Interneurons in the olfactory bulb (OB) represent a heterogeneous population, which are first produced at embryonic stages and persisting into adulthood. Using the BrdU birthdating method combined with immunostaining for several different neuronal markers, we provide the integrated temporal patterns of distinct mouse OB interneuron production from embryonic day 14 to postnatal day 365. We show that although the majority of OB interneuron subtypes continue to be generated throughout life, most subtypes show a similar “bell-like” temporal production pattern with a peak around birth. Tyrosine hydroxylase and calretinin-expressing interneurons are produced at a relatively low rate in the adult OB, while parvalbumin-expressing (PV+) interneuron production is confined to later embryonic and early postnatal stages. We also show that Dlx5/6− expressing progenitors contribute to PV+ interneurons in the OB. Interestingly, all PV+ interneurons in the external plexiform layer (EPL) express the transcription factor Sp8. Genetic ablation of Sp8 by cre/loxP based recombination severely reduces the number of PV+ interneurons in the EPL of the OB. Our results suggest that Sp8 is required for the normal production of PV+ interneurons in the EPL of the OB. These data expand our understanding of the temporal and molecular regulation of OB interneuron neurogenesis.
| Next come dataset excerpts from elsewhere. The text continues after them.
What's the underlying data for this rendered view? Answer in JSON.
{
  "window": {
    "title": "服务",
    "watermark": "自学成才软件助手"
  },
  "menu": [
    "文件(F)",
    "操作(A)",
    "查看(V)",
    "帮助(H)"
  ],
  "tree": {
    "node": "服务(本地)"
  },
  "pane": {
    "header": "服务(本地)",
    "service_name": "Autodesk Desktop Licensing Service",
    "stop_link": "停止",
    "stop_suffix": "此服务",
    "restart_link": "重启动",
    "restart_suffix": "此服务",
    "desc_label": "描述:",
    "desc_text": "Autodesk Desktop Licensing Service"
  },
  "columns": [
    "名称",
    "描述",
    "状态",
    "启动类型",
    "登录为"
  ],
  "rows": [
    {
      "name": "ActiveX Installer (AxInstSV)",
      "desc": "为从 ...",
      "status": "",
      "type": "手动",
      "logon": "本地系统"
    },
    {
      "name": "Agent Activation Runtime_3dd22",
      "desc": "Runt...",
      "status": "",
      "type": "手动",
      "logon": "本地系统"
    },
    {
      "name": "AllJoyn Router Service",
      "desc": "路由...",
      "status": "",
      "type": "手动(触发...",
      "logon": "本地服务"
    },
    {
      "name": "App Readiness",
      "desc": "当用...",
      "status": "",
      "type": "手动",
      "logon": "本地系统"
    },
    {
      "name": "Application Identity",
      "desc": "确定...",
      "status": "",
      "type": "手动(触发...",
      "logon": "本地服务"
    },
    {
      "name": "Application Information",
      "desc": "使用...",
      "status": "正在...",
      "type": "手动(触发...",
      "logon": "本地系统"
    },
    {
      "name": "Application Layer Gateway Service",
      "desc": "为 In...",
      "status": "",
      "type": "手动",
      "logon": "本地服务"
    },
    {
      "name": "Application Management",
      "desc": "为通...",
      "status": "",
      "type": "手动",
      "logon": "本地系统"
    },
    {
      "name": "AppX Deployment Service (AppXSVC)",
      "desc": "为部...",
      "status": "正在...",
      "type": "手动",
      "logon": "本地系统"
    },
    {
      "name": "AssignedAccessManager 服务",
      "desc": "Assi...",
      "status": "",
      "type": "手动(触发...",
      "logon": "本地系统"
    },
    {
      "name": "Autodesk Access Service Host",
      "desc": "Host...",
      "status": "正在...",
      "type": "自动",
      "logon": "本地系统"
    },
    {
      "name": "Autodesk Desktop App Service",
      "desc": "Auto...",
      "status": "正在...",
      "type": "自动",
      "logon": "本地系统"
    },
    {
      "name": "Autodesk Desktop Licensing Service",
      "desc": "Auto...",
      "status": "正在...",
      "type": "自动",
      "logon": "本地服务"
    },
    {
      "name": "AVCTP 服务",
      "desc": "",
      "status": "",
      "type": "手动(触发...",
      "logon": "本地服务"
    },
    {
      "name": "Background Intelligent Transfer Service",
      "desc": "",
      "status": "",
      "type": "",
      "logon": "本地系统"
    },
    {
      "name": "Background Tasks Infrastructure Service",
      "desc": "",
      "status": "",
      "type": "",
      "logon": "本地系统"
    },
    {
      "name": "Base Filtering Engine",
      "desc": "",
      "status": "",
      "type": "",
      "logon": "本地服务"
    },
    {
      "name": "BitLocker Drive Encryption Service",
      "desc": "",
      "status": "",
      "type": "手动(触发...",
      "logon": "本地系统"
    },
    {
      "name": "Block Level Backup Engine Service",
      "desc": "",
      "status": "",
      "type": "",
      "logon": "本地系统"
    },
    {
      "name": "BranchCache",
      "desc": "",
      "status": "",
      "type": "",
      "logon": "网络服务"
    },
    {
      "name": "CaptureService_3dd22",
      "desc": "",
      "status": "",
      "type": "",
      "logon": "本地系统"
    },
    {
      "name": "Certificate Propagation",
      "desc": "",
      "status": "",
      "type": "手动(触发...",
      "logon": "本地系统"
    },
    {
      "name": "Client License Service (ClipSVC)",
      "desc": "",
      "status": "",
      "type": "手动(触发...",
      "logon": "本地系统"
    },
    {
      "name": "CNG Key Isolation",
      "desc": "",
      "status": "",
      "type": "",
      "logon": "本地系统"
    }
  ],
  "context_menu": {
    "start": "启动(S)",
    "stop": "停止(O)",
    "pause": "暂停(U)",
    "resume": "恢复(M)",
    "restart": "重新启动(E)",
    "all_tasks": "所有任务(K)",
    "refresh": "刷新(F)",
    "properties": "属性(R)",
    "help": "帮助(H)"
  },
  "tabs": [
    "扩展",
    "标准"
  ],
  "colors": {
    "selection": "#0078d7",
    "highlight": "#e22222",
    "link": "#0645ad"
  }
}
Keywords: Sp8, Dlx5/6, neural stem cells, neurogenesis, parvalbumin, interneurons, olfactory bulb

Introduction

The olfactory bulb (OB) is a highly laminated structure involved in olfaction, which is composed of two main types of neuron: the projection neurons (mitral/tufted cells) and the local interneurons (GABAergic cells) (Shepherd, 1972; Zou et al., 2009). The majority of neurons in the OB are heterogeneous inhibitory interneurons, which are mainly located in the granular cell layer (GCL), external plexiform layer (EPL) and glomerular layer (GL). These interneurons can be identified using classical neurochemical markers, such as calretinin (CR), calbindin, tyrosine hydroxylase (TH) and parvalbumin (PV) (Philpot et al., 1997; Kohwi et al., 2007; Merkle et al., 2007; Batista-Brito et al., 2008; Yang, 2008). Local interneurons in the OB modulate the activity of mitral/tufted cells.

OB interneurons begin to be produced as early as embryonic day (E) 12–14 (Stenman et al., 2003; Tucker et al., 2006). It has been shown that specific interneuron subtypes arise from molecularly defined progenitor pools in a spatially regulated manner (Stenman et al., 2003; Waclaw et al., 2006; Kohwi et al., 2007; Long et al., 2007; Merkle et al., 2007; Ventura and Goldman, 2007; Young et al., 2007; Xu et al., 2008). Recently, the temporal aspects of mouse OB neurogenesis have been investigated using genetic fate mapping (Batista-Brito et al., 2008). While this study provides intriguing information about the timing of generation for each interneuron subtype, some limitations concerning the interpretation of the data have been discussed (Pino and Freese, 2008).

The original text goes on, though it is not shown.